The Mistletoe Murder: And Other Stories by P.D. James
Goodreads Summary: “Four previously uncollected stories from one of the great mystery writers of our time–swift, cunning murder mysteries (two of which feature the young Adam Dalgliesh) that together, to borrow the author’s own word, add up to a delightful “entertainment.”
The newly appointed Sgt. Dalgliesh is drawn into a case that is “pure Agatha Christie.” . . . A “pedantic, respectable, censorious” clerk’s secret taste for pornography is only the first reason he finds for not coming forward as a witness to a murder . . . A best-selling crime novelist describes the crime she herself was involved in fifty years earlier . . . Dalgliesh’s godfather implores him to reinvestigate a notorious murder that might ease the godfather’s mind about an inheritance, but which will reveal a truth that even the supremely upstanding Adam Dalgliesh will keep to himself. Each of these stories is as playful as it is ingeniously plotted, the author’s sly humor as evident as her hallmark narrative elegance and shrewd understanding of some of the most complex–not to say the most damning–aspects of human nature. A treat for P. D. James’s legions of fans and anyone who enjoys the pleasures of a masterfully wrought whodunit.”
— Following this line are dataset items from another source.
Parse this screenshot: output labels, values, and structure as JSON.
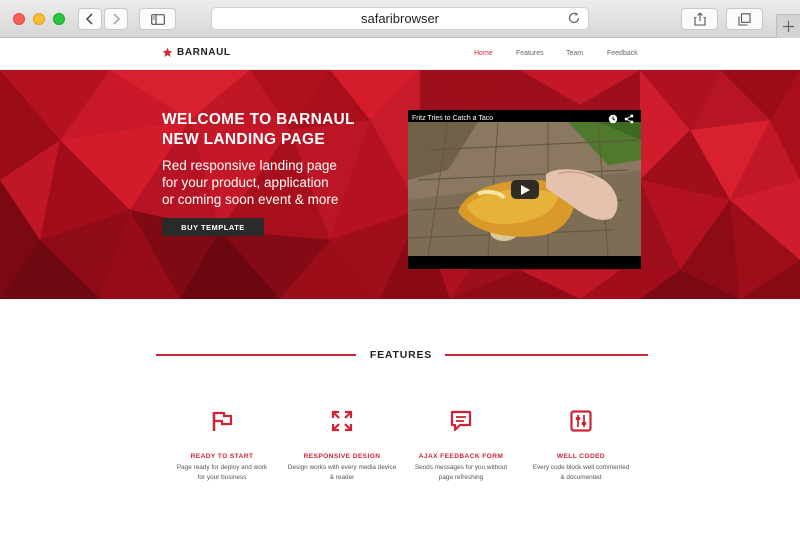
{
  "browser": {
    "address": "safaribrowser",
    "icons": [
      "back-icon",
      "forward-icon",
      "sidebar-icon",
      "reload-icon",
      "share-icon",
      "tabs-icon",
      "plus-icon"
    ]
  },
  "site": {
    "brand": "BARNAUL",
    "nav": [
      "Home",
      "Features",
      "Team",
      "Feedback"
    ],
    "active_nav": "Home",
    "accent": "#d12c3d"
  },
  "hero": {
    "title_line1": "WELCOME TO BARNAUL",
    "title_line2": "NEW LANDING PAGE",
    "sub_line1": "Red responsive landing page",
    "sub_line2": "for your product, application",
    "sub_line3": "or coming soon event & more",
    "button": "BUY TEMPLATE",
    "video": {
      "title": "Fritz Tries to Catch a Taco"
    }
  },
  "features": {
    "heading": "FEATURES",
    "items": [
      {
        "icon": "flag-icon",
        "title": "READY TO START",
        "line1": "Page ready for deploy and work",
        "line2": "for your business"
      },
      {
        "icon": "expand-icon",
        "title": "RESPONSIVE DESIGN",
        "line1": "Design works with every media device",
        "line2": "& reader"
      },
      {
        "icon": "chat-icon",
        "title": "AJAX FEEDBACK FORM",
        "line1": "Sends messages for you without",
        "line2": "page refreshing"
      },
      {
        "icon": "sliders-icon",
        "title": "WELL CODED",
        "line1": "Every code block well commented",
        "line2": "& documented"
      }
    ]
  }
}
I have to say I was looking forward to this release of short stories by P.D.James, but I found them a bit lackluster. The most fascinating part of the book was the foreword by James herself describing the art of writing a short story. The first short gives us insight into this famous author and perhaps what was the catalyst for her works. The second story was creepy, but the twist seemed almost too sudden and underdeveloped to me…I was left wanting. The third story recognizes the “carnivorous world” that faces are children and had some good characterization. The last story was my favorite and reminded me of a Miss Marple type deduction. This one was a perfect read for holidays.
Overall, I was underwhelmed after anticipating these stories. 3 stars for me.